An explanation that’s commonly discussed in policy circles for the existence and persistence of a poor correlation between socioeconomic status and health is differences in usage of healthcare over the socioeconomic spectrum. Our evidence shows that this explanation can only just be one little bit of medical inequality puzzle. What’s more, our results imply a scarcity of usage of expertise in households at the low rungs of the socioeconomic ladder can create and sustain inequality in health outcomes-even within an environment with fully equalised usage of formal healthcare, generous social insurance programs, and a broad social back-up.

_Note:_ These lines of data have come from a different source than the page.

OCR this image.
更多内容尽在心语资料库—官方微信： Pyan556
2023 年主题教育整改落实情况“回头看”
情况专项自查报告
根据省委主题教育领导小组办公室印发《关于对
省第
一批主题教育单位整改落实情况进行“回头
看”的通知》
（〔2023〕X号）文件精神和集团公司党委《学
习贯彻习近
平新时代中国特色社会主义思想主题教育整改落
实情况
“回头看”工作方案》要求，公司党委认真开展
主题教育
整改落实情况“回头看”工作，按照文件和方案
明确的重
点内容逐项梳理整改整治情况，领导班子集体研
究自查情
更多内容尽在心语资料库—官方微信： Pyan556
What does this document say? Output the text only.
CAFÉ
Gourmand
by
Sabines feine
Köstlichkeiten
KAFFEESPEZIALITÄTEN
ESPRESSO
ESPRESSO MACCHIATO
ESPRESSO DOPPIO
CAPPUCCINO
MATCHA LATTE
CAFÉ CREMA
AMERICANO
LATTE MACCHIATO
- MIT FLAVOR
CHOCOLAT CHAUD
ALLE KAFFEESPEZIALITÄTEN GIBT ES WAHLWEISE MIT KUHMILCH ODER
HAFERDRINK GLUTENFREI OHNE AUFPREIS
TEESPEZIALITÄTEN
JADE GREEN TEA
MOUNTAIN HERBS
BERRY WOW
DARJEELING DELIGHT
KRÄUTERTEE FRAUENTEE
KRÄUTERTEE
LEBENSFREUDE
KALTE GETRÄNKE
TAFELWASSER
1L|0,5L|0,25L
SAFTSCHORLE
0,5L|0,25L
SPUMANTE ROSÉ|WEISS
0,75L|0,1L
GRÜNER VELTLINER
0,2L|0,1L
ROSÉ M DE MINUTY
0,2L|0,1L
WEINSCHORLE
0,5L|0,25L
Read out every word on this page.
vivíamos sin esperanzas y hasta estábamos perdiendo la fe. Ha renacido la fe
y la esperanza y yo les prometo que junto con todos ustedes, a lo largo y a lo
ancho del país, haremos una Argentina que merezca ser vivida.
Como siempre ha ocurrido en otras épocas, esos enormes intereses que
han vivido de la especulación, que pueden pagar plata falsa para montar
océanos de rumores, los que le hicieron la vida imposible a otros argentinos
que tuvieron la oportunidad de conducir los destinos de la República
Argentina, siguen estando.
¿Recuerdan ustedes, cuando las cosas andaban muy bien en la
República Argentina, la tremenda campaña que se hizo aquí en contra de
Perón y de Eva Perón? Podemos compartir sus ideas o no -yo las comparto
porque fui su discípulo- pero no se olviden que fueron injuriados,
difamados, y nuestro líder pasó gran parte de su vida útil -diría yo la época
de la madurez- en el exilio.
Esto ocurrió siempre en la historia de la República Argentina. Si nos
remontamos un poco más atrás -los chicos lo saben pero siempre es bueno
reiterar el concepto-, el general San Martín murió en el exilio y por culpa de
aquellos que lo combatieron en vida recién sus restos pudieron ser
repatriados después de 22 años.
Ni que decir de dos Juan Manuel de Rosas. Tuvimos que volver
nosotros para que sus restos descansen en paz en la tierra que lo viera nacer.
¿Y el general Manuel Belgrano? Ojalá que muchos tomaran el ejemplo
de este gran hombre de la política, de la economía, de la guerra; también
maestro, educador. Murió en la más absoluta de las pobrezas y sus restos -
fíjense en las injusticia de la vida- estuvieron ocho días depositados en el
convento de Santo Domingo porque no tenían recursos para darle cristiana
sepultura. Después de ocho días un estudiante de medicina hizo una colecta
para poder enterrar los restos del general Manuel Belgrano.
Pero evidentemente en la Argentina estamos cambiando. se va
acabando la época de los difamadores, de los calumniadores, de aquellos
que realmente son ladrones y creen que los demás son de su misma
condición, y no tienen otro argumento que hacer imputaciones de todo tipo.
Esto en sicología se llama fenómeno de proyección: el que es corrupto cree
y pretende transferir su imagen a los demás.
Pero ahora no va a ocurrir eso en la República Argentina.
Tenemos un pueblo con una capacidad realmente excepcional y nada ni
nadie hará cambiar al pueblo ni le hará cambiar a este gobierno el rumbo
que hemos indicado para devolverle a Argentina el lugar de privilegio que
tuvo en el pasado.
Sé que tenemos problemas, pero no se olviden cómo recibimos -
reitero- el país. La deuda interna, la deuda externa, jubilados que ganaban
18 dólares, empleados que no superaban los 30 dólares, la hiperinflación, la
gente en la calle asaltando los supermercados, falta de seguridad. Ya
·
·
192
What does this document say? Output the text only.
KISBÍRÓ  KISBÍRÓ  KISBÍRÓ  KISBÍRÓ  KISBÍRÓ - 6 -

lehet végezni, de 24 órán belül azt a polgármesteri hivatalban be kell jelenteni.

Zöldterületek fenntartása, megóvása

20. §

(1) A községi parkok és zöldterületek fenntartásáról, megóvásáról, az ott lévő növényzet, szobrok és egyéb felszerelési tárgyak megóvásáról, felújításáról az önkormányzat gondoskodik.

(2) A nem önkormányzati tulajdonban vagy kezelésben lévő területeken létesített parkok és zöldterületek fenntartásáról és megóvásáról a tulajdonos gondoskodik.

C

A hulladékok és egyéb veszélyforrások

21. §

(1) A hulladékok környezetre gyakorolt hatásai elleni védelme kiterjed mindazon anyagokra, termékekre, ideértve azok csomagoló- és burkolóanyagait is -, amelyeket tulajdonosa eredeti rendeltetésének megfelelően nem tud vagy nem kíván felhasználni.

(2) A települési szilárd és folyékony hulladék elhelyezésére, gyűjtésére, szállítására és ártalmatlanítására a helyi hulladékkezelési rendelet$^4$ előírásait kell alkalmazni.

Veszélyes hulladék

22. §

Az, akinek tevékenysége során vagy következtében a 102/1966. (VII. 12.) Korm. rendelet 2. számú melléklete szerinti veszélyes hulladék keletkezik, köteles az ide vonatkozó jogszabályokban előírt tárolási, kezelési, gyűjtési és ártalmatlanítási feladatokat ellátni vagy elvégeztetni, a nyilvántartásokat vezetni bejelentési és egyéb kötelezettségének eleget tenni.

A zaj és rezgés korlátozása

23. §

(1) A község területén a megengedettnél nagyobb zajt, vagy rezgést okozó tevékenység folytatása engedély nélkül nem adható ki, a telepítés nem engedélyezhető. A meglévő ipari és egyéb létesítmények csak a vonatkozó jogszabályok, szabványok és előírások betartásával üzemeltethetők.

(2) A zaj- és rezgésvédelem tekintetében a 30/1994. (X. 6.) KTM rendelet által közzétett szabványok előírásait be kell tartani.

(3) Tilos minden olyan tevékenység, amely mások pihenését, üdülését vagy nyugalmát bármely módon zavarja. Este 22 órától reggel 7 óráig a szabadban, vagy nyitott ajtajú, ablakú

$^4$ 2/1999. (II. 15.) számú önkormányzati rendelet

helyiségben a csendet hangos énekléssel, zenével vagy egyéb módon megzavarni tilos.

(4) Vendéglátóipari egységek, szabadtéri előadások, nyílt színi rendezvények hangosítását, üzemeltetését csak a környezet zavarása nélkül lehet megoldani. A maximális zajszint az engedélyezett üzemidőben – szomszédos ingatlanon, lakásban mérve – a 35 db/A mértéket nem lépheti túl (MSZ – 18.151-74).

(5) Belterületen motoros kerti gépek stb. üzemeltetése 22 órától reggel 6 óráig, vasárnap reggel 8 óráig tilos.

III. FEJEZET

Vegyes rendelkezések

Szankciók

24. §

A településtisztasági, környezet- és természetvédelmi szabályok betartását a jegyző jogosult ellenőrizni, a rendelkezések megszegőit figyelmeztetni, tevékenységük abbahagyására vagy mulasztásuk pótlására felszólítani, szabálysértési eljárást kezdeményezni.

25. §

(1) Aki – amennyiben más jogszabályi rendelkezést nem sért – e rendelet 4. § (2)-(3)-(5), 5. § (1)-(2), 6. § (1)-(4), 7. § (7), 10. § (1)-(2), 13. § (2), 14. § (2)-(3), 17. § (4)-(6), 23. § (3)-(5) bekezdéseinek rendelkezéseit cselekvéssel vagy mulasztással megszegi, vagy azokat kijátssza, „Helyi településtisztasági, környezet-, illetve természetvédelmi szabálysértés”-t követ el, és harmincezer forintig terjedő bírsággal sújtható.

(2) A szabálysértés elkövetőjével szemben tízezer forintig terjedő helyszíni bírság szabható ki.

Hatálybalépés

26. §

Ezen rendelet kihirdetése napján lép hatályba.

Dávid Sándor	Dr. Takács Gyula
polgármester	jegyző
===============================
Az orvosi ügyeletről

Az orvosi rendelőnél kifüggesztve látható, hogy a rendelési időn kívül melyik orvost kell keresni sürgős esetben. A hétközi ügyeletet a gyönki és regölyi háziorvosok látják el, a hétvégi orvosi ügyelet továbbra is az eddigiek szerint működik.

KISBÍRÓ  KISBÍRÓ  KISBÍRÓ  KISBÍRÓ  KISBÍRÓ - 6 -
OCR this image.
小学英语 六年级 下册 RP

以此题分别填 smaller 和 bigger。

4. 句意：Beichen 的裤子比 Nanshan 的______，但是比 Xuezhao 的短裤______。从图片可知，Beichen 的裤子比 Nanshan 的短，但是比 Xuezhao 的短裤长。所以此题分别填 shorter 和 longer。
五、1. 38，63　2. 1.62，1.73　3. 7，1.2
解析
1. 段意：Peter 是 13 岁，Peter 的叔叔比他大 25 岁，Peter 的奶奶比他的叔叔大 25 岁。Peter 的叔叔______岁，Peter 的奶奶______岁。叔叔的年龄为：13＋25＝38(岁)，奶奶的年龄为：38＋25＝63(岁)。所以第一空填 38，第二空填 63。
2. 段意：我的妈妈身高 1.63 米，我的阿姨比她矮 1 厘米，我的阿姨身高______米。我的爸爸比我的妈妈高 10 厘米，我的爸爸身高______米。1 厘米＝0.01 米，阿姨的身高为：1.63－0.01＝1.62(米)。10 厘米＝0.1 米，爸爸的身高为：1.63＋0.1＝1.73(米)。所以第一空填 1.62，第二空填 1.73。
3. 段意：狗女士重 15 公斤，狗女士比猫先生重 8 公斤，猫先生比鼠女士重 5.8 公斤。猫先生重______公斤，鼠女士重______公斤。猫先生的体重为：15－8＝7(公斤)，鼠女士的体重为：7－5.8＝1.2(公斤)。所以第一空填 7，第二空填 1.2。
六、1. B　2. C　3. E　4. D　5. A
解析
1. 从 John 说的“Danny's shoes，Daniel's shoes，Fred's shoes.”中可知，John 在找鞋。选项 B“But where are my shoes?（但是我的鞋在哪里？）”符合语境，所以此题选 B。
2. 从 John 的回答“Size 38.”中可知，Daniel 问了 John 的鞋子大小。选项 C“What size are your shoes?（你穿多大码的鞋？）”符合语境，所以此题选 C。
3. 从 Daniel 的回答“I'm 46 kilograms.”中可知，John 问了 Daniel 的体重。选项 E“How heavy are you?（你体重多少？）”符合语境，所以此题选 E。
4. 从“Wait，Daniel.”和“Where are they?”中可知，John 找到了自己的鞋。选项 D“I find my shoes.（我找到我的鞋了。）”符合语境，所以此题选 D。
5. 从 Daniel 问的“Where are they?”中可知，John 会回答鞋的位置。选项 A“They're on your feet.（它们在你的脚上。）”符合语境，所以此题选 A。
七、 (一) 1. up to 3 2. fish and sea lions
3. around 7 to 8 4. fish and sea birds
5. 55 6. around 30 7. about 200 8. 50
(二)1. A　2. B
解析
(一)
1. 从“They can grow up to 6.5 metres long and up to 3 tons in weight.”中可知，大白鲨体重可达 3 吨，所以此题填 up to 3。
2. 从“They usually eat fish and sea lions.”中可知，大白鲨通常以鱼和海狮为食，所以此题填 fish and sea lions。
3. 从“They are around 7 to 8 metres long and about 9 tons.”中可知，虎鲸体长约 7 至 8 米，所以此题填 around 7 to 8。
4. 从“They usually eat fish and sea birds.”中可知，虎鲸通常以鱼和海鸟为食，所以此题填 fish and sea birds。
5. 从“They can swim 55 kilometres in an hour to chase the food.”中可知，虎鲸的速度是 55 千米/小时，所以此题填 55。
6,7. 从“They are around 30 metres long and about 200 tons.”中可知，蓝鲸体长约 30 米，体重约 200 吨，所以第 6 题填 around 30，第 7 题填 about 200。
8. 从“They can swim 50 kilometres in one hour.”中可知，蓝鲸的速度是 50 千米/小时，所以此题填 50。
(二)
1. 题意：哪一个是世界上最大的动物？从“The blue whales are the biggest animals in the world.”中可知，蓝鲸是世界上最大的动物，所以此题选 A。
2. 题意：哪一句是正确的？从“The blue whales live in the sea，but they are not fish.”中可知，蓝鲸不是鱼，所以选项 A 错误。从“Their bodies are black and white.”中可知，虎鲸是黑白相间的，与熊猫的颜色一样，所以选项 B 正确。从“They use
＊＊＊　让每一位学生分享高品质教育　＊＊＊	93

It really is encouraging, however, that the huge benefits accruing to medical professionals’ members of the family seem to be scalable. Our analysis shows that usage of expertise improves health not through preferential treatment, but instead through intra-family transmission of ‘low-tech’ (and therefore, cheap) determinants of health, likely which range from the sharing of nuanced understanding of healthy behaviours to reminders about adherence to chronic medication, also to frequent and trustful communication about existing health. Therefore that public health policies, together with carefully designed public and private medical health insurance contracts that successfully mimic intra-family transmission of health-related expertise, could have the potential to close a substantial share-our estimates suggest around 18%-of the income-mortality gap.
Case, A, D Lubotsky and C Paxson (2002), “Economic status and health in childhood: The origins of the gradient”, American Economic Review 92(5): 1308-1334.
Chen, Y, P Persson and M Polyakova (2019), “The roots of health inequality and the worthiness of intra-family expertise”, CEPR Discussion Paper 13583.
Currie, J (2009), “Healthy, wealthy, and wise: Socioeconomic status, illness in childhood, and human capital development”, Journal of Economic Literature 47(1): 87-122.
Deaton, A (2002), “Policy implications of the gradient of health insurance and wealth”, Health Affairs 21(2): 13-30.
Lleras-Muney, A (2018), “Mind the gap: An assessment of medical gap: The task of an unequal world by Sir Michael Marmot”, Journal of Economic Literature 56(3): 1080-1101.
Marmot, M G, S Stansfeld, C Patel, F North, J Head, I White, E Brunner, A Feeney and G Davey Smith (1991), “Health inequalities among British civil servants: The Whitehall II study”, The Lancet 337(8754): 1387-1393.